PLoS One. 2013;8(1):e48979. doi: 10.1371/journal.pone.0048979. Epub 2013 Jan 9.
Staphylococcus aureus causes a spectrum of human infection. Diagnostic delays and uncertainty lead to treatment delays and inappropriate antibiotic use. A growing literature suggests the host's inflammatory response to the pathogen represents a potential tool to improve upon current diagnostics.
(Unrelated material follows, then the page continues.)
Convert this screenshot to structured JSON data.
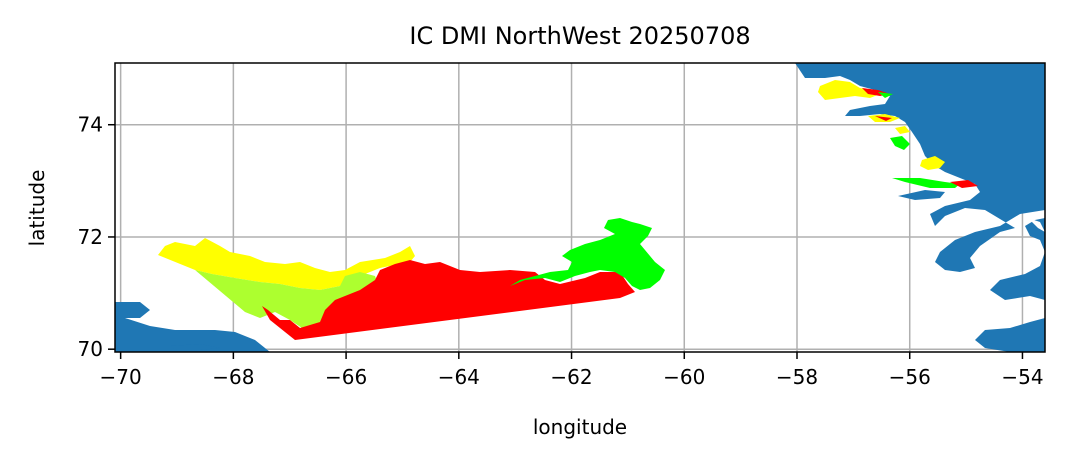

The hypothesis of this study is that the host responds differently to S. aureus than to E. coli infection in a quantifiable way, providing a new diagnostic avenue. This study uses Bayesian sparse factor modeling and penalized binary regression to define peripheral blood gene-expression classifiers of murine and human S. aureus infection. The murine-derived classifier distinguished S. aureus infection from healthy controls and Escherichia coli-infected mice across a range of conditions (mouse and bacterial strain, time post infection) and was validated in outbred mice (AUC>0.97). A S. aureus classifier derived from a cohort of 94 human subjects distinguished S. aureus blood stream infection (BSI) from healthy subjects (AUC 0.99) and E. coli BSI (AUC 0.84). Murine and human responses to S. aureus infection share common biological pathways, allowing the murine model to classify S. aureus BSI in humans (AUC 0.84). Both murine and human S. aureus classifiers were validated in an independent human cohort (AUC 0.95 and 0.92, respectively). The approach described here lends insight into the conserved and disparate pathways utilized by mice and humans in response to these infections. Furthermore, this study advances our understanding of S. aureus infection; the host response to it; and identifies new diagnostic and therapeutic avenues.
金黄色葡萄球菌可引起一系列人类感染。诊断延迟和不确定性导致治疗延迟和不适当的抗生素使用。越来越多的文献表明,宿主对病原体的炎症反应可能是改进当前诊断的潜在工具。本研究的假设是,宿主对金黄色葡萄球菌的反应与大肠杆菌感染不同,这种差异可以通过一种可量化的方式来表现,从而为诊断提供新的途径。本研究使用贝叶斯稀疏因子建模和惩罚二进制回归来定义金黄色葡萄球菌感染的鼠和人外周血基因表达分类器。该分类器能够区分金黄色葡萄球菌感染与健康对照和大肠杆菌感染的小鼠,且在不同条件下(小鼠和细菌株、感染后时间)均具有区分能力,在杂交小鼠中得到验证(AUC>0.97)。从 94 名人类受试者的队列中得出的金黄色葡萄球菌分类器可区分金黄色葡萄球菌血流感染(BSI)与健康受试者(AUC 0.99)和大肠杆菌 BSI(AUC 0.84)。金黄色葡萄球菌感染时,小鼠和人类的反应存在共同的生物学途径,使得该小鼠模型能够对人类的金黄色葡萄球菌 BSI 进行分类(AUC 0.84)。在独立的人类队列中对鼠和人金黄色葡萄球菌分类器进行了验证(AUC 分别为 0.95 和 0.92)。这里描述的方法深入了解了小鼠和人类在应对这些感染时所利用的保守和不同的途径。此外,本研究还增进了我们对金黄色葡萄球菌感染、宿主对其的反应以及识别新的诊断和治疗途径的理解。